This is often my preferred alternative to a Sunday roast which is just as simple to prepare and only needs the addition of some greens to beef up the portions. If, like me, you have absolutely no concern for decorum or tradition, you might like the addition of Yorkshire puddings too because, personally, it never feels like Sunday lunch without a Yorkie (clearly a hang-over from childhood – and talking of which, this dish also seems to go down very well with the small, fussy eaters of my family who generally come back for seconds).
- 4 tbsp olive oil
- 4 chicken drumsticks 4 chicken thighs (skin & bone on)
- 750g small waxy potatoes
- 2 red onions
- bulb of garlic
- 2 red peppers
Preheat the oven to 210° (190° fan)
Get two large baking trays and put 2 drumsticks and 2 chicken thighs in each.
Cut the potatoes into cubes of around 1cm and divide between the two tins. Do the same with the peppers, having already deseeded them.
Peel and finely slice the onions and divide between the tins and break up the bulb of garlic, throw away the dry outer layer and put half each of the unpeeled cloves into the tins.
Then, drizzle two tablespoons of olive oil over each tin and toss their contents to make sure everything is coated before sprinkling everything with seasoning and putting in the oven for 50 minutes.
Use the largest baking trays you have – the more space the more crisp and caramelized everything will become. When it comes to tossing the ingredients in the trays, I do this by hand, wearing disposable gloves for ease.
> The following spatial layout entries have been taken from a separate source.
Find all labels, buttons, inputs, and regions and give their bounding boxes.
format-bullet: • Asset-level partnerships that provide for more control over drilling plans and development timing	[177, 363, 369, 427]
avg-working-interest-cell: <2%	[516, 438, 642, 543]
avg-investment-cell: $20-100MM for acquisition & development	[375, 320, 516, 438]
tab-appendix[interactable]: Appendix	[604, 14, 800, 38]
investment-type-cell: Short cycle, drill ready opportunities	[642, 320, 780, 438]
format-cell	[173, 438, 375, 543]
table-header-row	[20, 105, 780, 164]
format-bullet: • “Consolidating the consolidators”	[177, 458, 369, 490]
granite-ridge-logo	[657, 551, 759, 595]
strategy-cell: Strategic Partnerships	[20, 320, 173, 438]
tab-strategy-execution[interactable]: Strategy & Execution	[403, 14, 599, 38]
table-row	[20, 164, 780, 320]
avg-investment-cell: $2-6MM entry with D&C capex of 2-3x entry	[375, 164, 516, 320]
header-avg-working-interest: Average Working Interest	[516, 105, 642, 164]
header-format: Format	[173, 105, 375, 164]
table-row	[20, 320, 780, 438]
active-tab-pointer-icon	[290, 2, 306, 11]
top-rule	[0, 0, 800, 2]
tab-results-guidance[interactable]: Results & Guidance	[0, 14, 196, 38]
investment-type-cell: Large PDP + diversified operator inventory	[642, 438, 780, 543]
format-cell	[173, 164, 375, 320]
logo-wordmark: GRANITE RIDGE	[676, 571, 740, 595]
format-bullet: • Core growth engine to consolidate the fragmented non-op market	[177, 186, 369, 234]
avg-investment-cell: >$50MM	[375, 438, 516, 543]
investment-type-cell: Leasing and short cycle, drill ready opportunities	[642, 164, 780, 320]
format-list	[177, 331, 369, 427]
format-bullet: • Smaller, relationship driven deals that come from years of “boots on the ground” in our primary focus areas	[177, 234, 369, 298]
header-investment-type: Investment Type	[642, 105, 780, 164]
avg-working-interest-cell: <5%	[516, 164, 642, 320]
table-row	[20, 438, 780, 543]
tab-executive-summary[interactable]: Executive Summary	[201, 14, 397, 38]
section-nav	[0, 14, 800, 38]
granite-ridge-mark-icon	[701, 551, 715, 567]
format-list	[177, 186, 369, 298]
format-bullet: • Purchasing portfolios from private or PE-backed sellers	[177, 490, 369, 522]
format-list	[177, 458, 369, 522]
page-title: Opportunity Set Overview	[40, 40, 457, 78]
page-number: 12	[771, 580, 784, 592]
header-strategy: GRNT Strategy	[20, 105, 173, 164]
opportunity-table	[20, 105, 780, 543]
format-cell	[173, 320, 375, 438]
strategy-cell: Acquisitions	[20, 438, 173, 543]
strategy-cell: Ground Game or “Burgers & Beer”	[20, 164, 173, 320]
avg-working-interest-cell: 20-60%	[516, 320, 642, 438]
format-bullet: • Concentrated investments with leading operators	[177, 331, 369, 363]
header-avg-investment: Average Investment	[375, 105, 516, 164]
The “Sunday roast” has for centuries been an established part of British and Irish life, also influencing the cuisine and food cultures of those countries whose people originated from the British Isles. It is the British form of a wider European custom of eating a large meal on Sundays after attending church, before which it was usual to fast. Sunday was one day when there were no restrictions on food, such as the Catholic practice of not allowing meat on Fridays. While this “breakfast” was generally eaten around the middle of the day, families keeping up the tradition have tended to become more flexible concerning times.